As proof, Eric Seidel offers this example.2 The Google CRM team used Flutter to build an internal Android app and did it three times faster than with their traditional Android toolchain!
But it turns out that Flutter isn’t the only game in town for cross-platform. You have other options.
The other options
Cross-platform development categories
Some technologies | Cons | Pros | |
---|---|---|---|
Progressive Web Apps (PWA) | HTML/CSS, React, Angular, Vue | Not a real app. Runs in a web browser. Not available in app stores. Hard to create a desktop shortcut. Cannot access many of the device’s resources like accelerometer, compass, proximity sensor, Bluetooth, NFC, and more | Easy to write |
Hybrid | PhoneGap, Cordova, Sencha, Ionic | Runs in a WebView so it can be slow. Nearly impossible to share code with the web app | Easier for web devs to learn because it uses HTML and JavaScript as its language and structure |
Compile-to-native solutions | React Native, NativeScript, Flutter, Xamarin | Learning a framework may be difficult. Mastering the toolchain definitely is | Real apps that can be found in the stores and run fast |
If you have a captive audience, one where users value your app so much that they’re willing to accept a poorer user experience, the cheapest solution is to create a PWA. If your app is extremely naive and speed is not expected to be an issue, a hybrid solution might be appropriate. But if speed, smoothness, and sophisticated capability are important, you will need to go with a native solution.
Native solutions
Compile-to-native cross-platform frameworks
Xamarin | NativeScript | React Native | Flutter | |
Year introduced | 2011 | 2014 | 2015 | 2018 |
Backed by | Microsoft | Telerik | ||
Presentation language | XAML and/or xamarin.forms | Proprietary but looks like XML | Proprietary but looks like JSX | Dart |
Procedural language | C# | JavaScript | JavaScript | Dart |
These are all decent options. All are free to develop in and are well-tested, having many production applications created. All have been used in large organizations.
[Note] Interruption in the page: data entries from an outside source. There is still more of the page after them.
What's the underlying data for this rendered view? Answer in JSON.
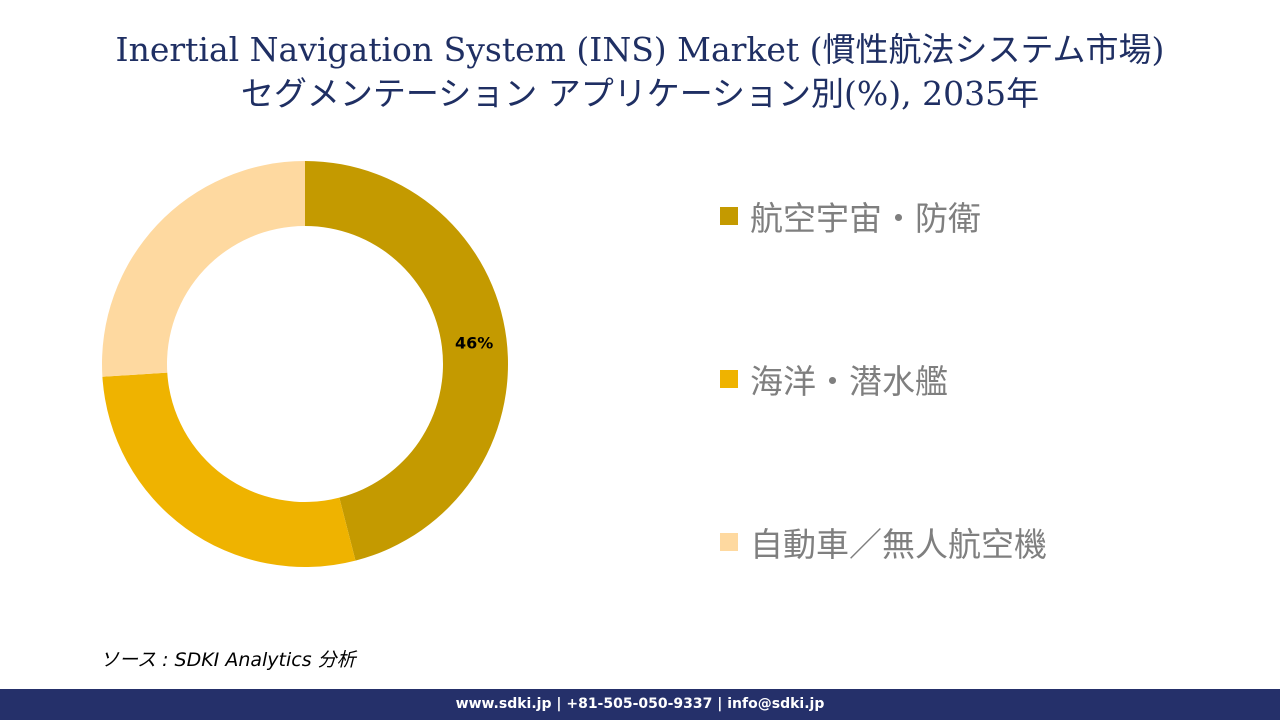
{
  "title": {
    "line1": "Inertial Navigation System (INS) Market (慣性航法システム市場)",
    "line2": "セグメンテーション アプリケーション別(%), 2035年"
  },
  "chart_data": {
    "type": "donut",
    "title": "Inertial Navigation System (INS) Market (慣性航法システム市場) セグメンテーション アプリケーション別(%), 2035年",
    "slices": [
      {
        "label": "航空宇宙・防衛",
        "value": 46,
        "color": "#c49a00",
        "data_label": "46%"
      },
      {
        "label": "海洋・潜水艦",
        "value": 28,
        "color": "#efb300",
        "data_label": ""
      },
      {
        "label": "自動車／無人航空機",
        "value": 26,
        "color": "#fed9a0",
        "data_label": ""
      }
    ],
    "legend_position": "right"
  },
  "source": "ソース : SDKI Analytics 分析",
  "footer": "www.sdki.jp | +81-505-050-9337 | info@sdki.jp"
}
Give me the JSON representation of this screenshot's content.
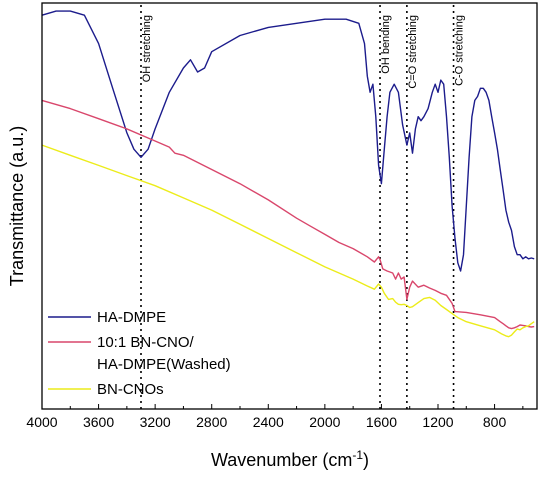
{
  "chart_data": {
    "type": "line",
    "xlabel": "Wavenumber (cm",
    "xlabel_sup": "-1",
    "xlabel_end": ")",
    "ylabel": "Transmittance (a.u.)",
    "xlim": [
      4000,
      500
    ],
    "x_reversed": true,
    "ylim": [
      0,
      1
    ],
    "x_ticks": [
      "4000",
      "3600",
      "3200",
      "2800",
      "2400",
      "2000",
      "1600",
      "1200",
      "800"
    ],
    "grid": false,
    "legend_position": "bottom-left",
    "annotations": [
      {
        "x": 3300,
        "text": "OH stretching"
      },
      {
        "x": 1610,
        "text": "OH bending"
      },
      {
        "x": 1420,
        "text": "C=O stretching"
      },
      {
        "x": 1090,
        "text": "C-O stretching"
      }
    ],
    "series": [
      {
        "name": "HA-DMPE",
        "color": "#1c1c8c",
        "points": [
          [
            4000,
            0.97
          ],
          [
            3900,
            0.98
          ],
          [
            3800,
            0.98
          ],
          [
            3700,
            0.97
          ],
          [
            3600,
            0.9
          ],
          [
            3500,
            0.79
          ],
          [
            3400,
            0.68
          ],
          [
            3350,
            0.64
          ],
          [
            3300,
            0.62
          ],
          [
            3250,
            0.64
          ],
          [
            3200,
            0.69
          ],
          [
            3100,
            0.78
          ],
          [
            3000,
            0.84
          ],
          [
            2950,
            0.86
          ],
          [
            2900,
            0.83
          ],
          [
            2850,
            0.84
          ],
          [
            2800,
            0.88
          ],
          [
            2600,
            0.92
          ],
          [
            2400,
            0.94
          ],
          [
            2200,
            0.95
          ],
          [
            2000,
            0.96
          ],
          [
            1850,
            0.96
          ],
          [
            1760,
            0.95
          ],
          [
            1720,
            0.9
          ],
          [
            1700,
            0.82
          ],
          [
            1680,
            0.78
          ],
          [
            1660,
            0.8
          ],
          [
            1640,
            0.72
          ],
          [
            1620,
            0.6
          ],
          [
            1600,
            0.555
          ],
          [
            1580,
            0.64
          ],
          [
            1560,
            0.72
          ],
          [
            1540,
            0.78
          ],
          [
            1510,
            0.8
          ],
          [
            1480,
            0.78
          ],
          [
            1450,
            0.7
          ],
          [
            1420,
            0.65
          ],
          [
            1400,
            0.68
          ],
          [
            1380,
            0.63
          ],
          [
            1360,
            0.69
          ],
          [
            1340,
            0.72
          ],
          [
            1320,
            0.71
          ],
          [
            1300,
            0.72
          ],
          [
            1270,
            0.74
          ],
          [
            1240,
            0.78
          ],
          [
            1220,
            0.8
          ],
          [
            1200,
            0.78
          ],
          [
            1180,
            0.81
          ],
          [
            1160,
            0.8
          ],
          [
            1140,
            0.72
          ],
          [
            1120,
            0.62
          ],
          [
            1100,
            0.5
          ],
          [
            1080,
            0.42
          ],
          [
            1060,
            0.36
          ],
          [
            1040,
            0.34
          ],
          [
            1020,
            0.38
          ],
          [
            1000,
            0.5
          ],
          [
            980,
            0.62
          ],
          [
            960,
            0.72
          ],
          [
            940,
            0.76
          ],
          [
            920,
            0.77
          ],
          [
            900,
            0.79
          ],
          [
            880,
            0.79
          ],
          [
            860,
            0.78
          ],
          [
            840,
            0.76
          ],
          [
            820,
            0.72
          ],
          [
            800,
            0.68
          ],
          [
            780,
            0.64
          ],
          [
            760,
            0.59
          ],
          [
            740,
            0.54
          ],
          [
            720,
            0.49
          ],
          [
            700,
            0.46
          ],
          [
            680,
            0.44
          ],
          [
            660,
            0.4
          ],
          [
            640,
            0.38
          ],
          [
            620,
            0.38
          ],
          [
            600,
            0.37
          ],
          [
            580,
            0.375
          ],
          [
            560,
            0.37
          ],
          [
            540,
            0.372
          ],
          [
            520,
            0.37
          ]
        ]
      },
      {
        "name": "10:1 BN-CNO/",
        "name_line2": "HA-DMPE(Washed)",
        "color": "#d9476c",
        "points": [
          [
            4000,
            0.76
          ],
          [
            3800,
            0.74
          ],
          [
            3600,
            0.715
          ],
          [
            3400,
            0.69
          ],
          [
            3200,
            0.66
          ],
          [
            3100,
            0.645
          ],
          [
            3060,
            0.63
          ],
          [
            3000,
            0.625
          ],
          [
            2800,
            0.59
          ],
          [
            2600,
            0.555
          ],
          [
            2400,
            0.515
          ],
          [
            2200,
            0.47
          ],
          [
            2100,
            0.45
          ],
          [
            2000,
            0.43
          ],
          [
            1900,
            0.41
          ],
          [
            1800,
            0.395
          ],
          [
            1700,
            0.375
          ],
          [
            1650,
            0.362
          ],
          [
            1620,
            0.375
          ],
          [
            1610,
            0.368
          ],
          [
            1590,
            0.345
          ],
          [
            1560,
            0.34
          ],
          [
            1520,
            0.335
          ],
          [
            1500,
            0.32
          ],
          [
            1480,
            0.335
          ],
          [
            1460,
            0.32
          ],
          [
            1440,
            0.325
          ],
          [
            1420,
            0.27
          ],
          [
            1400,
            0.3
          ],
          [
            1380,
            0.315
          ],
          [
            1340,
            0.3
          ],
          [
            1300,
            0.305
          ],
          [
            1260,
            0.298
          ],
          [
            1220,
            0.292
          ],
          [
            1180,
            0.285
          ],
          [
            1140,
            0.28
          ],
          [
            1100,
            0.26
          ],
          [
            1080,
            0.24
          ],
          [
            1000,
            0.238
          ],
          [
            900,
            0.232
          ],
          [
            800,
            0.225
          ],
          [
            760,
            0.215
          ],
          [
            740,
            0.21
          ],
          [
            720,
            0.205
          ],
          [
            700,
            0.2
          ],
          [
            680,
            0.198
          ],
          [
            660,
            0.2
          ],
          [
            640,
            0.203
          ],
          [
            620,
            0.207
          ],
          [
            600,
            0.206
          ],
          [
            580,
            0.205
          ],
          [
            560,
            0.203
          ],
          [
            540,
            0.202
          ],
          [
            520,
            0.203
          ]
        ]
      },
      {
        "name": "BN-CNOs",
        "color": "#ecec1a",
        "points": [
          [
            4000,
            0.65
          ],
          [
            3800,
            0.625
          ],
          [
            3600,
            0.6
          ],
          [
            3400,
            0.575
          ],
          [
            3200,
            0.55
          ],
          [
            3000,
            0.52
          ],
          [
            2800,
            0.49
          ],
          [
            2600,
            0.455
          ],
          [
            2400,
            0.42
          ],
          [
            2200,
            0.385
          ],
          [
            2000,
            0.35
          ],
          [
            1900,
            0.335
          ],
          [
            1800,
            0.32
          ],
          [
            1700,
            0.303
          ],
          [
            1650,
            0.295
          ],
          [
            1620,
            0.308
          ],
          [
            1600,
            0.3
          ],
          [
            1580,
            0.285
          ],
          [
            1550,
            0.27
          ],
          [
            1520,
            0.272
          ],
          [
            1500,
            0.263
          ],
          [
            1480,
            0.258
          ],
          [
            1460,
            0.257
          ],
          [
            1440,
            0.258
          ],
          [
            1420,
            0.255
          ],
          [
            1400,
            0.25
          ],
          [
            1380,
            0.252
          ],
          [
            1340,
            0.262
          ],
          [
            1300,
            0.272
          ],
          [
            1260,
            0.275
          ],
          [
            1220,
            0.268
          ],
          [
            1180,
            0.255
          ],
          [
            1140,
            0.245
          ],
          [
            1100,
            0.235
          ],
          [
            1060,
            0.225
          ],
          [
            1000,
            0.215
          ],
          [
            900,
            0.205
          ],
          [
            800,
            0.195
          ],
          [
            750,
            0.185
          ],
          [
            720,
            0.18
          ],
          [
            700,
            0.178
          ],
          [
            680,
            0.182
          ],
          [
            660,
            0.19
          ],
          [
            640,
            0.197
          ],
          [
            620,
            0.195
          ],
          [
            600,
            0.2
          ],
          [
            580,
            0.203
          ],
          [
            560,
            0.205
          ],
          [
            540,
            0.21
          ],
          [
            520,
            0.215
          ]
        ]
      }
    ]
  }
}
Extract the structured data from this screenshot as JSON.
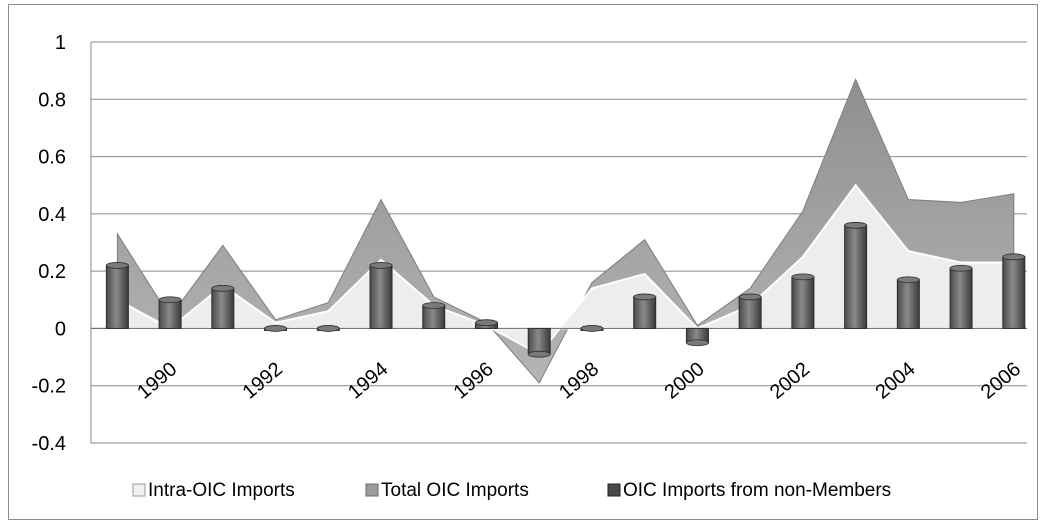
{
  "chart_data": {
    "type": "area",
    "title": "",
    "xlabel": "",
    "ylabel": "",
    "ylim": [
      -0.4,
      1
    ],
    "yticks": [
      "1",
      "0.8",
      "0.6",
      "0.4",
      "0.2",
      "0",
      "-0.2",
      "-0.4"
    ],
    "x": [
      1989,
      1990,
      1991,
      1992,
      1993,
      1994,
      1995,
      1996,
      1997,
      1998,
      1999,
      2000,
      2001,
      2002,
      2003,
      2004,
      2005,
      2006
    ],
    "xticks": [
      "1990",
      "1992",
      "1994",
      "1996",
      "1998",
      "2000",
      "2002",
      "2004",
      "2006"
    ],
    "grid": true,
    "legend_position": "bottom",
    "series": [
      {
        "name": "Intra-OIC Imports",
        "type": "area",
        "values": [
          0.1,
          0.0,
          0.15,
          0.02,
          0.06,
          0.24,
          0.08,
          0.01,
          -0.09,
          0.14,
          0.19,
          0.0,
          0.08,
          0.25,
          0.5,
          0.27,
          0.23,
          0.23
        ]
      },
      {
        "name": "Total OIC Imports",
        "type": "area",
        "values": [
          0.33,
          0.04,
          0.29,
          0.03,
          0.09,
          0.45,
          0.11,
          0.02,
          -0.19,
          0.16,
          0.31,
          0.01,
          0.14,
          0.41,
          0.87,
          0.45,
          0.44,
          0.47
        ]
      },
      {
        "name": "OIC Imports from non-Members",
        "type": "bar",
        "values": [
          0.22,
          0.1,
          0.14,
          0.0,
          0.0,
          0.22,
          0.08,
          0.02,
          -0.09,
          0.0,
          0.11,
          -0.05,
          0.11,
          0.18,
          0.36,
          0.17,
          0.21,
          0.25
        ]
      }
    ],
    "colors": {
      "intra": "#ededed",
      "intra_edge": "#ffffff",
      "total": "#9c9c9c",
      "bar": "#6b6b6b",
      "bar_dark": "#404040",
      "grid": "#888888"
    }
  }
}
But only one has an option to create a web application in addition to the iOS and Android apps that will be deployed to the app stores – Flutter.
Flutter is the latest of these frameworks to be released. As such it has a distinct advantage of observing those that had come before. The Flutter team took note of what worked well with other frameworks and what failed. In addition, Flutter added new innovations and ideas – all baked in from the start rather than being bolted on as improvements are made.
But I suspect that if you’ve bought this book, you don’t need much convincing so I’ll stop. Suffice it to say that Flutter is amazing! It is easy to write, elegant, well-designed – an absolute pleasure to code in.3
Conclusion
Now, if you’re the kind of developer I hope you are, you’re chomping at the bit to get your hands dirty writing some code! So let’s get to it. We’ll start by installing and learning the Flutter development toolchain.